IT is a watershed year for the Australian wine industry. After two decades of astounding growth, the boom has burst.

The Australian reports that too many wine grapes -- perhaps 25 per cent too many -- are being grown and there are too many small wineries competing for crowded bottleshop shelves.

The good news for consumers is that another year of bargain-priced Australian wine lies ahead. But under the cheap prices lies the pain of significant restructuring and countless broken dreams.

John Grant, the president of Constellation Wines, says there is a surplus of wine that's equivalent to one year's domestic demand.

Constellation Wines, formerly Hardy Wine Company, runs a national operation, producing about 20 per cent of Australia's wine.

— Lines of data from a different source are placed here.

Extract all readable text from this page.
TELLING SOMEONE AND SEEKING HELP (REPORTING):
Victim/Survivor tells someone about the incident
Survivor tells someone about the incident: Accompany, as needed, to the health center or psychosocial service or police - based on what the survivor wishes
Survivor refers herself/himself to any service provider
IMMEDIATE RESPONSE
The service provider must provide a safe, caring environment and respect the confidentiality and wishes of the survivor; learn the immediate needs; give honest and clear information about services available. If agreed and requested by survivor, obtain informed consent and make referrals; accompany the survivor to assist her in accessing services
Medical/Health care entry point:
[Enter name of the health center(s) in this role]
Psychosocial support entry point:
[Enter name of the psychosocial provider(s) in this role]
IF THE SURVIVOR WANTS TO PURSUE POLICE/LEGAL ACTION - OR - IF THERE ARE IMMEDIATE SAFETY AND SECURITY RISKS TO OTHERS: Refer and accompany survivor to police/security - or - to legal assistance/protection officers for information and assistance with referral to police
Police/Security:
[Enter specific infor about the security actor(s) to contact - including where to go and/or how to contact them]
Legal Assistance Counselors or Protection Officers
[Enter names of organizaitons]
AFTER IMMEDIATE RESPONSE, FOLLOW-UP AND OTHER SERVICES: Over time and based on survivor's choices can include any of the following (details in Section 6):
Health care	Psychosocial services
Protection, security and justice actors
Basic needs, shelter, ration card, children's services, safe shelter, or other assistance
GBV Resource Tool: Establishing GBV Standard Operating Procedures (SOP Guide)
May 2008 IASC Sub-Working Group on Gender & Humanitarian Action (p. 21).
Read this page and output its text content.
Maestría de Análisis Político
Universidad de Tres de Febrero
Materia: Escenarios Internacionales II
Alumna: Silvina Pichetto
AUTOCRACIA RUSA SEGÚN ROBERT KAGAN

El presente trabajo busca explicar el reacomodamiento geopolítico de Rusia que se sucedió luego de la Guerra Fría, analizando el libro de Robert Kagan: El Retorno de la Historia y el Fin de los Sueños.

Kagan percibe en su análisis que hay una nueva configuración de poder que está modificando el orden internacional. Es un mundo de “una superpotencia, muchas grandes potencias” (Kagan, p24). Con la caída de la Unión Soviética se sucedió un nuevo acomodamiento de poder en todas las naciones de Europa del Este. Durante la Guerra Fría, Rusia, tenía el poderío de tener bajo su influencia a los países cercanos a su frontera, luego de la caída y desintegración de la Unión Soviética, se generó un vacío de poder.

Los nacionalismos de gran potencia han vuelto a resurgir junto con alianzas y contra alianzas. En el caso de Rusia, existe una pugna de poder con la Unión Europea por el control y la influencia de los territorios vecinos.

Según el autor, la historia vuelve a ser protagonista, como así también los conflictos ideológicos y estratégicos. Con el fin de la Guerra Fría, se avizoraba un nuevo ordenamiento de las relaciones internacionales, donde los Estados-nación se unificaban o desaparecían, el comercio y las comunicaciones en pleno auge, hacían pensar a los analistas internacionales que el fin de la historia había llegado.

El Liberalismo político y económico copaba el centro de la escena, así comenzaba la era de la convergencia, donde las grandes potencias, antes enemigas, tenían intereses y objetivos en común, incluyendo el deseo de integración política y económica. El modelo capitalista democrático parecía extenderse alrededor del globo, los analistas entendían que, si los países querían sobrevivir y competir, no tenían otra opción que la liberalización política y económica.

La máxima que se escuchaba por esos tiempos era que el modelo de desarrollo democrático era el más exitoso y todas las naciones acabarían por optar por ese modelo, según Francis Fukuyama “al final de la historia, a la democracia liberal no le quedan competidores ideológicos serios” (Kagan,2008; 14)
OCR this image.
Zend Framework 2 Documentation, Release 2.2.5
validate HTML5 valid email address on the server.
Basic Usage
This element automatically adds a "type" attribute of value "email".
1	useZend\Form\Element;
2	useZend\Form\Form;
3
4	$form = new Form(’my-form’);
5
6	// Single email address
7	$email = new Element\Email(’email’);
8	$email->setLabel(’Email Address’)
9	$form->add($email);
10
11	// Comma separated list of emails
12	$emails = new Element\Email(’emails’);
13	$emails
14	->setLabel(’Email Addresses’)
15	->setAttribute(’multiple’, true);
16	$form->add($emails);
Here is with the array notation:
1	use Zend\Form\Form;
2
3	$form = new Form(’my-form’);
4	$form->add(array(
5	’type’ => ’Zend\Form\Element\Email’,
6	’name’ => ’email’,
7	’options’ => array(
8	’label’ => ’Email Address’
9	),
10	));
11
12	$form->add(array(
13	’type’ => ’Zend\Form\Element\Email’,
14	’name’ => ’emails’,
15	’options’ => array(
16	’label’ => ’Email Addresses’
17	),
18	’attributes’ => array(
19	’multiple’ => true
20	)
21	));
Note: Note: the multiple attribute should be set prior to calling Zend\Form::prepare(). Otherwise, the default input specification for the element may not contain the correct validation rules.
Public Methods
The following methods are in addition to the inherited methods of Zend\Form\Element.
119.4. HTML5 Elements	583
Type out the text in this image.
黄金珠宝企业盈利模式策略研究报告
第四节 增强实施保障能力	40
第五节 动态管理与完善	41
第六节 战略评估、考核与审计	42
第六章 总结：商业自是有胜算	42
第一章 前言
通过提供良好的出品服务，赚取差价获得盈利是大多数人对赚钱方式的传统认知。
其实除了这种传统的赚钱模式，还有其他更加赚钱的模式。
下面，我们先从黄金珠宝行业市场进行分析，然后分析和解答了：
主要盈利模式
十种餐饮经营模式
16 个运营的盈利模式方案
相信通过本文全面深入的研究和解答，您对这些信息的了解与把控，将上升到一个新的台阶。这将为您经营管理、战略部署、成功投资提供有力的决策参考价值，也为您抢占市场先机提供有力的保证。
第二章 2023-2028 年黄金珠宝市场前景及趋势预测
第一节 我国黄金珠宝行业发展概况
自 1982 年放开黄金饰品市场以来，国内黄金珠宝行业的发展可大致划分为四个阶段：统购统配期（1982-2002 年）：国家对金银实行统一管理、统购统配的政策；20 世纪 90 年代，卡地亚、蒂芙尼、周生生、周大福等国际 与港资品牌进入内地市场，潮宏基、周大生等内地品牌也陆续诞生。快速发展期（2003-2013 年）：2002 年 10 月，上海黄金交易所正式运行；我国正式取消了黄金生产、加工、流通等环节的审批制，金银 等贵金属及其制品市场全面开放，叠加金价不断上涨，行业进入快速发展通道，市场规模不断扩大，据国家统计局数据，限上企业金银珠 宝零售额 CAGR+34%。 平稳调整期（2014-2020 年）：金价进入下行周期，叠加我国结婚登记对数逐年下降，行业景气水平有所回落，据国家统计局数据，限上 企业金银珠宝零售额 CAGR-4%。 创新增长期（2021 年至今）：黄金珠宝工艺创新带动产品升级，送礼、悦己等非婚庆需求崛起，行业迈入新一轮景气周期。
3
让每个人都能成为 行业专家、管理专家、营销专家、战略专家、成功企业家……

"We're looking at cutting back 18 per cent, which is the equivalent of what the overall Australian wine industry needs to cut back," Grant says. "Our view is that the demand for Australian-produced wine globally is at about 1.5 million tonnes equivalent and, at the moment, supply is running clearly above that mark."

Since 2004, with the exception of the drought year 2007, production has exceeded 1.8 million tonnes, The Australian reports.

Most think this autumn will see another 1.8 million plus tonnes of wine grapes ripening on the vine.

This time last year, the forecast was for a severely drought-reduced harvest of about 1.2 million tonnes.

Hardy Wines, worried about a shortfall, underwrote growers. The water market kicked into action and growers bought irrigation water and grew 1.83 million tonnes.

Grant says they paid, on average, 46 per cent more for warm-climate grapes than they did in 2006, "and we've not been able to pass along that 46 per cent cost increase".

"In fact ... we're under increasing pressure to reduce prices in the marketplace."